A couplet from “Mine” – probably the most hypnotic song to surface in the big leak – compresses his lethal aura, his sexual ambition and a bling-dusted smile into one slippery, surreal image: “Wet diamonds in my mouth /If I kiss her, she drown.”

X.

He does earth, wind and fire, too. “I pull up and arson all over your garden” he raps on a “Slime Season” track called “Freaky,” offering his most evocative threat while transforming a noun into a verb.

This mischievous defiance courses through all of his music. He reshapes the vowels of certain words in order to make them rhyme. He relies heavily on oddly broken similes, replacing the word “like” with the word “no.” He brags about the sex he won’t have. He promises “no cussin,’ ” then explodes into streaks of profanity. When he raps about specific drugs, he might torque his voice to sound like he’s impervious to the effects of those very drugs. It’s all a strange, playful display of power: Young Thug will not follow the rules of logic, English, seduction or pharmacology.

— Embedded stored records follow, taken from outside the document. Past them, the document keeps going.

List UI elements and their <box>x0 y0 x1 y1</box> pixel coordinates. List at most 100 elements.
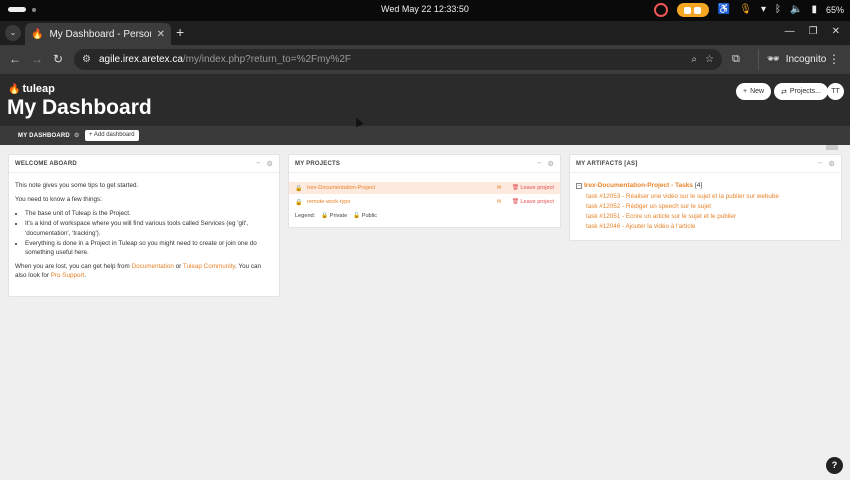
page-title: My Dashboard <box>7 96 152 119</box>
page: 🔥 tuleap My Dashboard + New ⇄ Projects..… <box>0 74 850 480</box>
projects-list: 🔒 Irex-Documentation-Project ✉ 🗑 Leave p… <box>289 173 560 222</box>
wifi-icon: ▾ <box>760 4 767 15</box>
layout-handle[interactable] <box>826 145 838 150</box>
browser-tab[interactable]: 🔥 My Dashboard - Personal ✕ <box>25 23 171 45</box>
record-icon <box>653 3 668 17</box>
projects-button[interactable]: ⇄ Projects... <box>774 83 828 100</box>
artifact-group: – Irex-Documentation-Project - Tasks [4]… <box>576 181 835 232</box>
app-header: 🔥 tuleap My Dashboard + New ⇄ Projects..… <box>0 74 850 126</box>
tab-my-dashboard-label: MY DASHBOARD <box>18 133 70 139</box>
community-link[interactable]: Tuleap Community <box>183 263 235 270</box>
tuleap-favicon-icon: 🔥 <box>31 28 44 40</box>
help-button[interactable]: ? <box>826 457 843 474</box>
tab-search-button[interactable]: ⌄ <box>5 25 21 41</box>
microphone-icon: 🎙 <box>739 4 752 15</box>
shuffle-icon: ⇄ <box>781 88 787 96</box>
minimize-widget-icon[interactable]: – <box>537 160 541 167</box>
artifact-group-header: – Irex-Documentation-Project - Tasks [4] <box>576 181 835 190</box>
help-text: When you are lost, you can get help from… <box>15 262 261 279</box>
documentation-link[interactable]: Documentation <box>132 263 174 270</box>
collapse-toggle-icon[interactable]: – <box>576 182 582 189</box>
project-row[interactable]: 🔒 Irex-Documentation-Project ✉ 🗑 Leave p… <box>289 182 560 194</box>
intro-text: This note gives you some tips to get sta… <box>15 182 139 189</box>
mail-icon[interactable]: ✉ <box>497 199 512 205</box>
widget-title: MY PROJECTS <box>295 160 341 167</box>
project-link[interactable]: Irex-Documentation-Project <box>307 185 497 191</box>
window-controls: — ❐ ✕ <box>785 26 840 37</box>
gear-icon[interactable]: ⚙ <box>74 133 80 139</box>
avatar[interactable]: TT <box>827 83 844 100</box>
window-close-icon[interactable]: ✕ <box>832 26 840 37</box>
projects-button-label: Projects... <box>789 88 821 95</box>
bookmark-star-icon[interactable]: ☆ <box>705 54 714 65</box>
new-button[interactable]: + New <box>736 83 772 100</box>
volume-icon: 🔈 <box>790 4 803 15</box>
mail-icon[interactable]: ✉ <box>497 185 512 191</box>
artifact-link[interactable]: task #12053 - Réaliser une vidéo sur le … <box>586 192 835 202</box>
minimize-widget-icon[interactable]: – <box>818 160 822 167</box>
widget-header: MY ARTIFACTS [AS] – ⚙ <box>570 155 841 173</box>
widget-my-projects: MY PROJECTS – ⚙ 🔒 Irex-Documentation-Pro… <box>288 154 561 228</box>
os-status-area[interactable]: ♿ 🎙 ▾ ᛒ 🔈 ▮ 65% <box>653 3 844 17</box>
widget-settings-icon[interactable]: ⚙ <box>548 160 554 168</box>
add-dashboard-button[interactable]: + Add dashboard <box>85 130 139 141</box>
incognito-icon: 🕶 <box>767 54 780 65</box>
tab-my-dashboard[interactable]: MY DASHBOARD ⚙ <box>18 132 80 139</box>
widget-settings-icon[interactable]: ⚙ <box>267 160 273 168</box>
forward-icon[interactable]: → <box>31 52 43 66</box>
artifact-group-link[interactable]: Irex-Documentation-Project - Tasks <box>584 181 693 190</box>
pro-support-link[interactable]: Pro Support <box>51 272 85 279</box>
minimize-icon[interactable]: — <box>785 26 795 37</box>
artifact-count: [4] <box>694 182 703 189</box>
artifact-link[interactable]: task #12051 - Ecrire un article sur le s… <box>586 212 835 222</box>
tuleap-logo-icon: 🔥 <box>8 83 21 95</box>
list-item: The base unit of Tuleap is the Project. <box>25 209 273 218</box>
accessibility-icon: ♿ <box>717 4 731 15</box>
artifact-link[interactable]: task #12046 - Ajouter la vidéo à l'artic… <box>586 222 835 232</box>
reload-icon[interactable]: ↻ <box>53 52 63 66</box>
legend-private: 🔒 Private <box>321 213 348 219</box>
dashboard-tabs: MY DASHBOARD ⚙ + Add dashboard <box>0 126 850 145</box>
maximize-icon[interactable]: ❐ <box>809 26 818 37</box>
incognito-indicator[interactable]: 🕶 Incognito <box>758 49 834 70</box>
need-to-know-text: You need to know a few things: <box>15 196 102 204</box>
list-item: Everything is done in a Project in Tulea… <box>25 239 273 257</box>
address-bar[interactable]: ⚙ agile.irex.aretex.ca/my/index.php?retu… <box>74 49 722 70</box>
new-tab-button[interactable]: + <box>176 24 184 40</box>
bluetooth-icon: ᛒ <box>775 4 782 15</box>
battery-percent: 65% <box>825 5 844 15</box>
tab-close-icon[interactable]: ✕ <box>157 29 165 40</box>
artifact-link[interactable]: task #12052 - Rédiger un speech sur le s… <box>586 202 835 212</box>
screencast-indicator[interactable] <box>676 3 709 17</box>
legend-label: Legend: <box>295 213 316 219</box>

Ultimately, he’s building metaphorical riddles out of encrypted slang – constructions that can disintegrate into non-linear nonsense, or twist themselves into pop songs, or both. The music’s cumulative thrill comes from being repeatedly plunged into a space between understanding and not understanding at all.

XI.

If there’s really no time like the present, why are so many listeners perpetually obsessed with futurity? We always seem to have our ears pointed toward something that hasn’t arrived yet, or something that may never show up, or something that we won’t understand until tomorrow anyway. It’s a problem. Committed listening isn’t a speculative exercise. We’re not placing any bets.

Which is why we should do everything we can to resist thinking of Young Thug as a futurist. Yes, he’s fantastically unique, but the music he’s making isn’t happening tomorrow. It’s happening right now. And it’s every bit as rich and complicated and gnarly and dazzling as right now, too.

We have no choice but to live in the present, but we still get to choose whether or not we’d like to listen to what it really sounds like.